2. What are the impacts of lexical, syntactic, and semantic features, combined with vector-based distributional representations, on general domain sentence similarity?
This theme investigates the multifaceted role of lexical overlap, syntactic structure, and semantic frame alignment in modeling sentence similarity within general or cross-domain corpora. It explores supervised machine learning integration of these heterogeneous features, the utilization of distributional semantic models such as Random Indexing and Latent Semantic Analysis, and the embedding of syntactic and semantic information directly into vector representations (e.g., via vector permutations or recursive autoencoders). The research seeks to identify complementary strengths of diverse features to improve semantic textual similarity estimates beyond lexical matching alone.
3. How do hybrid and deep learning approaches integrating lexical relationships and sentence structure advance sentence similarity estimation?

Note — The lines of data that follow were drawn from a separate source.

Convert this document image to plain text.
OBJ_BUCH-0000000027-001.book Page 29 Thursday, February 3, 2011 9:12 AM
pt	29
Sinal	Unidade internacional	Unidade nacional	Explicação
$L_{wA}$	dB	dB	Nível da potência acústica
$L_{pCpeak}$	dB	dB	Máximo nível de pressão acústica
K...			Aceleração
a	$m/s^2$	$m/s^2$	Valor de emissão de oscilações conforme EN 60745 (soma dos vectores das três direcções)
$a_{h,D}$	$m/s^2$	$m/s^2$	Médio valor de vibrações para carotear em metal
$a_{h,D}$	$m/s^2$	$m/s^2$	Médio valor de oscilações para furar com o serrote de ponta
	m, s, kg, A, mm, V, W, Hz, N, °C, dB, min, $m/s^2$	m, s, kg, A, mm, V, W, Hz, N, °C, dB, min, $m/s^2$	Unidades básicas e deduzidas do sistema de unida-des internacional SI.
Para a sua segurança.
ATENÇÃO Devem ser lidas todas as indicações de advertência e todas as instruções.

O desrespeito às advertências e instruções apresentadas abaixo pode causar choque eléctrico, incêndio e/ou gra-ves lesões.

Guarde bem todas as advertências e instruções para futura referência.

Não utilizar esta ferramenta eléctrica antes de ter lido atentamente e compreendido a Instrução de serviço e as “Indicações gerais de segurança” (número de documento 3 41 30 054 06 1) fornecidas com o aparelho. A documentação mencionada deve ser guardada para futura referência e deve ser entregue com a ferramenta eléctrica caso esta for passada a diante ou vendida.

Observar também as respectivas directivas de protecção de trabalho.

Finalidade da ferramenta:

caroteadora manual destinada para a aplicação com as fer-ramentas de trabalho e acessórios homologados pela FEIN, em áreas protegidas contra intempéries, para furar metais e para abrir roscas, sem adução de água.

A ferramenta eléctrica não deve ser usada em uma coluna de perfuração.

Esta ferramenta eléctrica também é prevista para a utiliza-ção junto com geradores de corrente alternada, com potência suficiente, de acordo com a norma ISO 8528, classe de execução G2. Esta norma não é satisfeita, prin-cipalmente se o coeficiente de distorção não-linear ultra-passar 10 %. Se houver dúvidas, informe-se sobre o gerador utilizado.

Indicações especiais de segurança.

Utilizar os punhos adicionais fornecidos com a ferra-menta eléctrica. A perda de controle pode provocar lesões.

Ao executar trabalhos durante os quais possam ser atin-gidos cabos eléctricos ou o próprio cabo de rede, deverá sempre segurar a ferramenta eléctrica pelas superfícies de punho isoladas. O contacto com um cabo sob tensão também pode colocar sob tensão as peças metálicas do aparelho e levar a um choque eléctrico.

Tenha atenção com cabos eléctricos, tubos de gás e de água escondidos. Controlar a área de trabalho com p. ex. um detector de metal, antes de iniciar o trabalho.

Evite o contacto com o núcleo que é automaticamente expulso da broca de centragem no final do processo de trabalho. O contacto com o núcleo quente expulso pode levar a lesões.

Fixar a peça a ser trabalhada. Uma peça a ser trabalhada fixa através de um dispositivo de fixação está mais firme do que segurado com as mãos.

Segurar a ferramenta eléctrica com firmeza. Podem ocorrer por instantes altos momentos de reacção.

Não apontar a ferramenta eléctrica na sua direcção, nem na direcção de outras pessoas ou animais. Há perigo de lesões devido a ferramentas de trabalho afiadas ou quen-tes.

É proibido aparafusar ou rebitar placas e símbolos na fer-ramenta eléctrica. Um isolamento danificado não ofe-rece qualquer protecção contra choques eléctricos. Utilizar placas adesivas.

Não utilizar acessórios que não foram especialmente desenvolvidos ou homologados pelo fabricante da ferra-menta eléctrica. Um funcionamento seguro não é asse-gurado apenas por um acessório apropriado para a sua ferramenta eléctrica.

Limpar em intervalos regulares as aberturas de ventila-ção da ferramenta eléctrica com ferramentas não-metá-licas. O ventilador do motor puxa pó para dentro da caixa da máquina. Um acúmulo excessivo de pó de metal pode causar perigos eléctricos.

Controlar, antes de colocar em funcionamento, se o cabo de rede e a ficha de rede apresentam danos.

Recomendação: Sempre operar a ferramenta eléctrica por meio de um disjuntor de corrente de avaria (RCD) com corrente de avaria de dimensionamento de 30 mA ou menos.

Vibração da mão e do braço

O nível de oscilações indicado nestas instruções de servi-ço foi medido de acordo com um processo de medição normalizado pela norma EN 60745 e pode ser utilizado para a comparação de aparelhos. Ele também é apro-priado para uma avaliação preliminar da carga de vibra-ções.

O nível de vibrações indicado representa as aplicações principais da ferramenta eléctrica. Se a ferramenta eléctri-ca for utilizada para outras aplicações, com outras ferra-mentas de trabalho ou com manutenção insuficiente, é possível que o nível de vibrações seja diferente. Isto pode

This research focus explores the development of hybrid methodologies that combine deep learning models (e.g., CNNs, RNNs, BERT) with lexical knowledge-based techniques (e.g., WordNet) to measure semantic similarity between sentences. It emphasizes the need to incorporate lexical relationships, syntactic structures, word order, and semantic nuances such as determiners and negations. The goal is to improve similarity measures by capturing compositional semantic phenomena beyond simple lexical overlap, with particular attention to datasets and tasks where paraphrase detection and nuanced semantic differences are critical.